John Legend Red Rocks Amphitheatre : 7:30 p.m. August 26 Neo soul master John Legend just oozes cool. Besides his outstanding solo work, the guy has played with Janet Jackson, Alicia Keys and Kanye West, won nine Grammy Awards and gives more money to charity than he spends on himself. Plus, Legend's music is of such a consistently high quality that it almost restores one's faith in the musical tastes of the masses.
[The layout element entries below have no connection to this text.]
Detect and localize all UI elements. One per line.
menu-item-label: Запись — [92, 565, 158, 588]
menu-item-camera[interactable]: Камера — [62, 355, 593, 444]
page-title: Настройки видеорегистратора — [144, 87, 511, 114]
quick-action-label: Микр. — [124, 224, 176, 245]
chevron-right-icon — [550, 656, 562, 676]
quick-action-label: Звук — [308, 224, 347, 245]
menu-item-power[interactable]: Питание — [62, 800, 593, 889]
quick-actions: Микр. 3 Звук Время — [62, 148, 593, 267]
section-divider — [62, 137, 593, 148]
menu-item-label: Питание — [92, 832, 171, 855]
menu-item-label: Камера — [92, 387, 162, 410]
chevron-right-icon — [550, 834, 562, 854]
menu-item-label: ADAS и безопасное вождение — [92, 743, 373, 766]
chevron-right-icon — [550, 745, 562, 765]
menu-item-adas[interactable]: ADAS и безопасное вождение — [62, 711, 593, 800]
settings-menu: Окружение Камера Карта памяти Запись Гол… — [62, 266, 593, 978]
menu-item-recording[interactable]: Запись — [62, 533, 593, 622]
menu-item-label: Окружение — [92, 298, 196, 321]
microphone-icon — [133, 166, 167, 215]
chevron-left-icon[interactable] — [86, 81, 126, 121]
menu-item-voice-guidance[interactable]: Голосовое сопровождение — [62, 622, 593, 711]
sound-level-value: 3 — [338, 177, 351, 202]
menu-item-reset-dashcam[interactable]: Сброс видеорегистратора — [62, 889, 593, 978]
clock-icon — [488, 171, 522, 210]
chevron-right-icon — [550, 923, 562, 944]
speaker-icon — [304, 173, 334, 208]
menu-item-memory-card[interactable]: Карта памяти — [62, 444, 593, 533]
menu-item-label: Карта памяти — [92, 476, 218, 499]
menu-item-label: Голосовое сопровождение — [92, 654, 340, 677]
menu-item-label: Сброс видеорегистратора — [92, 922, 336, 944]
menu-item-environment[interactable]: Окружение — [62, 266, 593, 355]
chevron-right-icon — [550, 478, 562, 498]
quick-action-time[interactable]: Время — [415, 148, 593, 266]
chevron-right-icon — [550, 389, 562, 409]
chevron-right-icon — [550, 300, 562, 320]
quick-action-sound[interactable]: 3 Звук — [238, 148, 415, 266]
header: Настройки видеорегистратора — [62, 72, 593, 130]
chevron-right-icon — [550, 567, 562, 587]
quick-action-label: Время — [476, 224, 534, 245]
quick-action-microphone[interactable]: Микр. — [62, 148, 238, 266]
Melissa Etheridge The Paramount Theatre : 8:00 p.m. August 26 If you are only concentrating on sexuality when it comes to Melissa Etheridge, you're missing a big boat of riffs and one of the most dynamic female rock voices of the past 30 years. Mixing equal parts Janis Joplin and Robert Plant, Etheridge has been making meaty rock since 1988's breakthrough eponymous debut. A string of singles with razor-sharp hooks like "Come to My Window" and "I'm the Only One" from 1993's coming-out party Yes I Am cemented her as a commercial and pop-culture force to be reckoned with. Her personal life may have taken center stage the past decade, but all the while Etheridge was making quality records, with her trademark guitar playing staying ever fiery and massive. Tonight's show is part of her This is ME Solo tour.
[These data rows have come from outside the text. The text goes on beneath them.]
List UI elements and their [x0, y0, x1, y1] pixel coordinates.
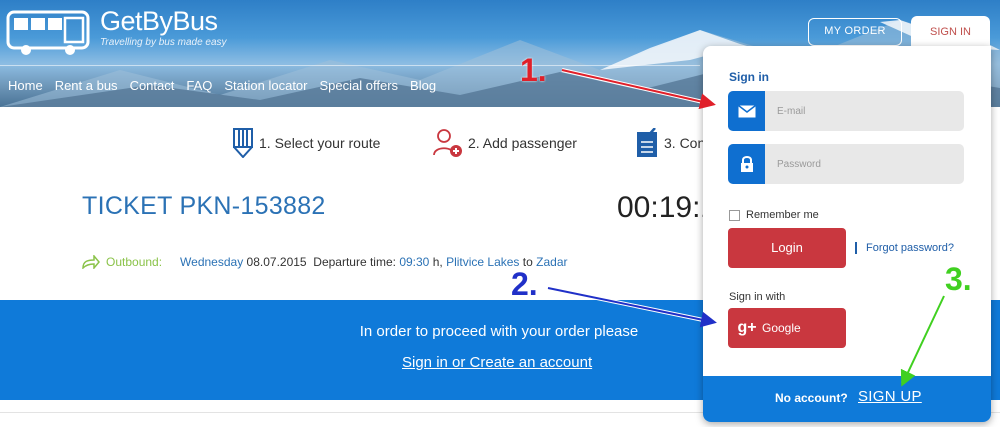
arrow-1 — [561, 68, 716, 110]
annotation-number-2: 2. — [511, 266, 538, 302]
annotation-arrows — [547, 68, 946, 387]
annotation-number-1: 1. — [520, 52, 547, 88]
arrow-3 — [900, 295, 946, 387]
annotation-number-3: 3. — [945, 261, 972, 297]
arrow-2 — [547, 286, 717, 328]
Colbie Caillat Denver Botanic Gardens : 7:00 p.m. August 27 Colbie Caillat will be the first person to tell you how lucky she is. Just a few years back, the beach bum from California enjoyed writing songs and recording them in-studio as a hobby. But she never dreamed they would grow a Myspace fan base so large that a record label would be calling her up. And yet that's what happened. At the age of 21, Caillat released her first record, Coco, and subsequently went on tour with The Goo Goo Dolls. It was her first tour ever, taking her from city to city and playing for crowds of anywhere between 5,000 and 10,000 attendees. Before that she'd only played about five acoustic shows in Malibu, so it was quite a change of pace.

Future Islands Gothic Theatre : 8:00 p.m. August 27 Though the music of Future Islands has by no means ever been exclusive, the group's network-television debut on Late Night With David Letterman earlier this year sort of felt like your parents discovering your favorite band. But it was a long time coming, and well-deserved for a trio that has been kicking around its solemn electro-soul in several incarnations for nearly a decade, the better part of that time under the Future Islands moniker. The band was formed in North Carolina; a move to Baltimore and a connection to the city's Wham City collective and its strong, DIY-minded music and performance-art scenes first brought frontman Sam Herring's voice to the tuned-in masses. Like those of a lost balladeer from the '80s, Herring's heart-on-his-sleeve wails are carried into the future by Gerrit Welmers's keyboard/programmer melodies and the Peter Hook-like melancholy of William Cashion's bass lines. On record, Future Islands has a genre-less, ageless quality that is equal parts danceable and slow-dance-inducing. Live, Herring's energy engages fans who want to feel all of the feels, whether it's their first time seeing Future Islands or their fifth.

Ziggy Marley Chautauqua Auditorium : 8:00 p.m. August 28 Yes, Ziggy Marley was only 12 when his dad passed away in 1981, but he has still managed to continue his father's legacy over the years, creating inspiring reggae music with catchy hooks and good vibes.